Under linux on the TCP Rx side, there are 3 queues, the PreQueue, ReceiveQueue, and BacklogQueue. Every time a valid TCP segment arrives its placed in one of these. According to goggle, linux is unique in having a PreQeueue as most TCP stacks only have Receive and Backlog where the theory behind PreQueue is. You do the processing in the sockets callee context/core/cpu instead of in the softirq / tasklet which could be on a different core or even cpu.
The above flow is shamelessly stolen from "The Performance Analysis of Linux Networking – Packet Receiving" by Wenji Wu, Matt Crawford of Fermilab. It was written in 2006 and im pretty sure its slightly wrong. As once an packet is put on the PreQueue no further processing is done in the softirq, where tcp_v4_do_rcv() + friends are processed in the callee context(right hand side). However its a nice high level overview.
As it happens you can disable the PreQueue entirely by setting /proc/sys/net/ipv4/tcp_low_latency to 1 and ... unfortunately need to mess with the kernel sauce a little to fully disable it. What does the latency look like?
TCP 128B A -> B -> A latency tcp_low_latency = 0
TCP 128B A->B->A latency tcp_low_latency = 1
As you can see... its basically the same... if your generous a tiny bit faster - not what we hopped for. The interesting question of course is, why is there no difference? Breaking the plots into tcp processing in the syscall callee context (tcp_low_latency=0) vs the softirq/tasklet context (tcp_low_latency=1) we can see most of the time is spent switching contexts, or more specifically waiting for the correct context to be scheduled.

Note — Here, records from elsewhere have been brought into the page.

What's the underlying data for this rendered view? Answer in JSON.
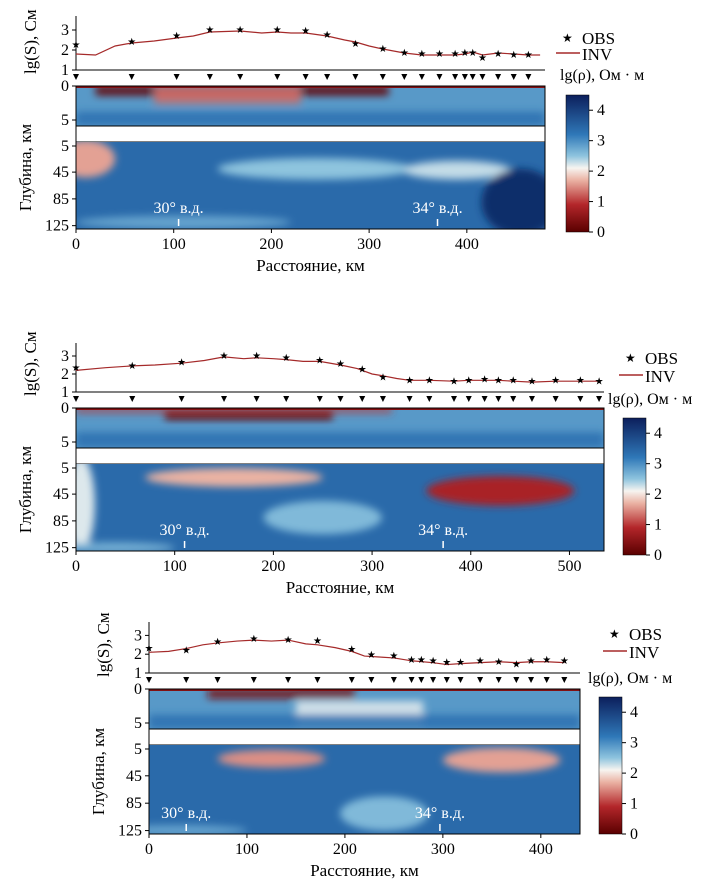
{
  "colors": {
    "conductive_dark": "#5a0000",
    "conductive": "#b3262a",
    "mid_pink": "#eab2a3",
    "neutral": "#f7f4f0",
    "light_blue": "#8ec4de",
    "mid_blue": "#2f78b8",
    "resistive_dark": "#0c1f5c",
    "profile_line": "#a52a2a",
    "marker": "#000000"
  },
  "common": {
    "ylabel_top": "lg(S), См",
    "ylabel_bottom": "Глубина, км",
    "xlabel": "Расстояние, км",
    "legend_obs": "OBS",
    "legend_inv": "INV",
    "colorbar_title": "lg(ρ), Ом · м",
    "colorbar_ticks": [
      "0",
      "1",
      "2",
      "3",
      "4"
    ],
    "top_ticks": [
      "1",
      "2",
      "3"
    ],
    "depth_ticks": [
      "0",
      "5",
      "5",
      "45",
      "85",
      "125"
    ],
    "lon_labels": [
      "30° в.д.",
      "34° в.д."
    ]
  },
  "chart_data": [
    {
      "type": "heatmap",
      "panel": 1,
      "x_max": 480,
      "xticks": [
        0,
        100,
        200,
        300,
        400
      ],
      "xlim": [
        0,
        480
      ],
      "top_ylim": [
        1,
        3.5
      ],
      "colorbar_range": [
        0,
        4.5
      ],
      "lon_marks": [
        105,
        370
      ],
      "stations": [
        0,
        57,
        103,
        137,
        168,
        206,
        235,
        257,
        286,
        314,
        336,
        354,
        372,
        388,
        398,
        406,
        416,
        432,
        448,
        463
      ],
      "obs": [
        [
          0,
          2.3
        ],
        [
          57,
          2.45
        ],
        [
          103,
          2.75
        ],
        [
          137,
          3.05
        ],
        [
          168,
          3.05
        ],
        [
          206,
          3.05
        ],
        [
          235,
          3.0
        ],
        [
          257,
          2.8
        ],
        [
          286,
          2.35
        ],
        [
          314,
          2.1
        ],
        [
          336,
          1.9
        ],
        [
          354,
          1.85
        ],
        [
          372,
          1.85
        ],
        [
          388,
          1.85
        ],
        [
          398,
          1.9
        ],
        [
          406,
          1.9
        ],
        [
          416,
          1.65
        ],
        [
          432,
          1.85
        ],
        [
          448,
          1.8
        ],
        [
          463,
          1.8
        ]
      ],
      "inv": [
        [
          0,
          1.8
        ],
        [
          20,
          1.75
        ],
        [
          40,
          2.2
        ],
        [
          57,
          2.35
        ],
        [
          80,
          2.45
        ],
        [
          103,
          2.6
        ],
        [
          120,
          2.7
        ],
        [
          137,
          2.9
        ],
        [
          168,
          2.95
        ],
        [
          190,
          2.85
        ],
        [
          206,
          2.9
        ],
        [
          220,
          2.85
        ],
        [
          235,
          2.85
        ],
        [
          257,
          2.7
        ],
        [
          275,
          2.5
        ],
        [
          286,
          2.4
        ],
        [
          300,
          2.2
        ],
        [
          314,
          2.05
        ],
        [
          336,
          1.85
        ],
        [
          354,
          1.75
        ],
        [
          372,
          1.75
        ],
        [
          388,
          1.75
        ],
        [
          398,
          1.8
        ],
        [
          406,
          1.9
        ],
        [
          416,
          1.75
        ],
        [
          432,
          1.85
        ],
        [
          448,
          1.8
        ],
        [
          463,
          1.75
        ],
        [
          475,
          1.75
        ]
      ],
      "upper_anomalies": [
        {
          "x0": 20,
          "x1": 320,
          "z0": 0,
          "z1": 1.2,
          "value": 0.1
        },
        {
          "x0": 80,
          "x1": 230,
          "z0": 0,
          "z1": 2.2,
          "value": 1.3
        },
        {
          "x0": 0,
          "x1": 480,
          "z0": 3.2,
          "z1": 5,
          "value": 3.3
        }
      ],
      "lower_anomalies": [
        {
          "x": 10,
          "z": 25,
          "rx": 30,
          "rz": 28,
          "value": 1.6
        },
        {
          "x": 245,
          "z": 40,
          "rx": 100,
          "rz": 16,
          "value": 2.5
        },
        {
          "x": 390,
          "z": 42,
          "rx": 55,
          "rz": 14,
          "value": 2.3
        },
        {
          "x": 110,
          "z": 120,
          "rx": 110,
          "rz": 10,
          "value": 2.8
        },
        {
          "x": 455,
          "z": 90,
          "rx": 40,
          "rz": 50,
          "value": 4.3
        }
      ]
    },
    {
      "type": "heatmap",
      "panel": 2,
      "x_max": 535,
      "xticks": [
        0,
        100,
        200,
        300,
        400,
        500
      ],
      "xlim": [
        0,
        535
      ],
      "top_ylim": [
        1,
        3.5
      ],
      "colorbar_range": [
        0,
        4.5
      ],
      "lon_marks": [
        110,
        372
      ],
      "stations": [
        0,
        57,
        107,
        150,
        183,
        213,
        247,
        268,
        290,
        311,
        338,
        358,
        383,
        398,
        414,
        428,
        443,
        462,
        486,
        511,
        530
      ],
      "obs": [
        [
          0,
          2.4
        ],
        [
          57,
          2.5
        ],
        [
          107,
          2.7
        ],
        [
          150,
          3.05
        ],
        [
          183,
          3.05
        ],
        [
          213,
          2.95
        ],
        [
          247,
          2.8
        ],
        [
          268,
          2.6
        ],
        [
          290,
          2.3
        ],
        [
          311,
          1.85
        ],
        [
          338,
          1.7
        ],
        [
          358,
          1.7
        ],
        [
          383,
          1.65
        ],
        [
          398,
          1.7
        ],
        [
          414,
          1.75
        ],
        [
          428,
          1.7
        ],
        [
          443,
          1.7
        ],
        [
          462,
          1.65
        ],
        [
          486,
          1.7
        ],
        [
          511,
          1.7
        ],
        [
          530,
          1.65
        ]
      ],
      "inv": [
        [
          0,
          2.2
        ],
        [
          30,
          2.35
        ],
        [
          57,
          2.45
        ],
        [
          80,
          2.5
        ],
        [
          107,
          2.6
        ],
        [
          130,
          2.75
        ],
        [
          150,
          2.95
        ],
        [
          170,
          2.85
        ],
        [
          183,
          2.9
        ],
        [
          200,
          2.85
        ],
        [
          213,
          2.8
        ],
        [
          230,
          2.7
        ],
        [
          247,
          2.7
        ],
        [
          268,
          2.5
        ],
        [
          285,
          2.3
        ],
        [
          300,
          2.0
        ],
        [
          311,
          1.9
        ],
        [
          325,
          1.75
        ],
        [
          338,
          1.65
        ],
        [
          358,
          1.65
        ],
        [
          383,
          1.6
        ],
        [
          398,
          1.65
        ],
        [
          414,
          1.65
        ],
        [
          428,
          1.65
        ],
        [
          443,
          1.6
        ],
        [
          462,
          1.55
        ],
        [
          486,
          1.6
        ],
        [
          511,
          1.6
        ],
        [
          530,
          1.6
        ]
      ],
      "upper_anomalies": [
        {
          "x0": 90,
          "x1": 260,
          "z0": 0,
          "z1": 1.5,
          "value": 0.1
        },
        {
          "x0": 0,
          "x1": 320,
          "z0": 0,
          "z1": 0.6,
          "value": 1.0
        },
        {
          "x0": 0,
          "x1": 535,
          "z0": 3.0,
          "z1": 5,
          "value": 3.3
        }
      ],
      "lower_anomalies": [
        {
          "x": 5,
          "z": 60,
          "rx": 14,
          "rz": 70,
          "value": 2.2
        },
        {
          "x": 160,
          "z": 20,
          "rx": 90,
          "rz": 14,
          "value": 1.7
        },
        {
          "x": 430,
          "z": 40,
          "rx": 75,
          "rz": 22,
          "value": 0.8
        },
        {
          "x": 250,
          "z": 80,
          "rx": 60,
          "rz": 25,
          "value": 2.6
        },
        {
          "x": 40,
          "z": 125,
          "rx": 60,
          "rz": 8,
          "value": 2.7
        }
      ]
    },
    {
      "type": "heatmap",
      "panel": 3,
      "x_max": 440,
      "xticks": [
        0,
        100,
        200,
        300,
        400
      ],
      "xlim": [
        0,
        440
      ],
      "top_ylim": [
        1,
        3.5
      ],
      "colorbar_range": [
        0,
        4.5
      ],
      "lon_marks": [
        38,
        297
      ],
      "stations": [
        0,
        38,
        70,
        107,
        142,
        172,
        207,
        227,
        250,
        268,
        278,
        290,
        304,
        318,
        338,
        357,
        375,
        390,
        406,
        424
      ],
      "obs": [
        [
          0,
          2.35
        ],
        [
          38,
          2.25
        ],
        [
          70,
          2.7
        ],
        [
          107,
          2.85
        ],
        [
          142,
          2.8
        ],
        [
          172,
          2.75
        ],
        [
          207,
          2.3
        ],
        [
          227,
          2.0
        ],
        [
          250,
          1.95
        ],
        [
          268,
          1.75
        ],
        [
          278,
          1.75
        ],
        [
          290,
          1.7
        ],
        [
          304,
          1.6
        ],
        [
          318,
          1.6
        ],
        [
          338,
          1.7
        ],
        [
          357,
          1.65
        ],
        [
          375,
          1.5
        ],
        [
          390,
          1.7
        ],
        [
          406,
          1.75
        ],
        [
          424,
          1.7
        ]
      ],
      "inv": [
        [
          0,
          2.1
        ],
        [
          20,
          2.15
        ],
        [
          38,
          2.3
        ],
        [
          55,
          2.5
        ],
        [
          70,
          2.6
        ],
        [
          90,
          2.7
        ],
        [
          107,
          2.75
        ],
        [
          125,
          2.7
        ],
        [
          142,
          2.75
        ],
        [
          160,
          2.55
        ],
        [
          172,
          2.5
        ],
        [
          190,
          2.35
        ],
        [
          207,
          2.15
        ],
        [
          220,
          1.9
        ],
        [
          235,
          1.85
        ],
        [
          250,
          1.8
        ],
        [
          268,
          1.65
        ],
        [
          290,
          1.55
        ],
        [
          304,
          1.45
        ],
        [
          318,
          1.5
        ],
        [
          338,
          1.55
        ],
        [
          357,
          1.6
        ],
        [
          375,
          1.55
        ],
        [
          390,
          1.6
        ],
        [
          406,
          1.6
        ],
        [
          424,
          1.55
        ]
      ],
      "upper_anomalies": [
        {
          "x0": 60,
          "x1": 210,
          "z0": 0,
          "z1": 1.2,
          "value": 0.3
        },
        {
          "x0": 150,
          "x1": 280,
          "z0": 1.5,
          "z1": 5,
          "value": 2.2
        },
        {
          "x0": 0,
          "x1": 440,
          "z0": 3.2,
          "z1": 5,
          "value": 3.3
        }
      ],
      "lower_anomalies": [
        {
          "x": 125,
          "z": 20,
          "rx": 55,
          "rz": 13,
          "value": 1.5
        },
        {
          "x": 360,
          "z": 22,
          "rx": 60,
          "rz": 18,
          "value": 1.6
        },
        {
          "x": 240,
          "z": 100,
          "rx": 45,
          "rz": 25,
          "value": 2.6
        },
        {
          "x": 30,
          "z": 125,
          "rx": 70,
          "rz": 8,
          "value": 2.8
        }
      ]
    }
  ]
}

TCP total (tcp_low_latency = 0)
TCP total (tcp_low_latency=1)
The plots above are a little counter intuitive. What its measuring is the time from tcp softirq start, to the end of tcp processing. So with tcp_low_latency=0, this includes the switch time from softirq -> callee context, and tcp_low_latency=1 everything is processed in the softirq. Thus low latency enabled gives a lower number and all is good ... but errr... it isnt. If we then look at the time from the end of tcp processing(in the kernel) to after recv() in user space we get the following.
TCP kernel end - > userspace tcp_low_latency=0
TCP kernel end -> userspace tcp_low_latency=1
... and funny enough its the mirror image. the low latency setting time is huge because iit includes the softirq->callee context switch, and with it disabled, its all ready in the callee context thus significantly less - just kernel->userspace switch. Thus explaining why the total round trip latency numbers are about the same (orange charts).
At first glance it appears most of our tcp Rx latency is the linux kernel scheduler? e.g. how long it takes to switch in the callee context - the one that called recv(). Which kind of sucks and unexpected, and raises the question of why UDP Rx is different... but we have plenty of tools test this hypothesis.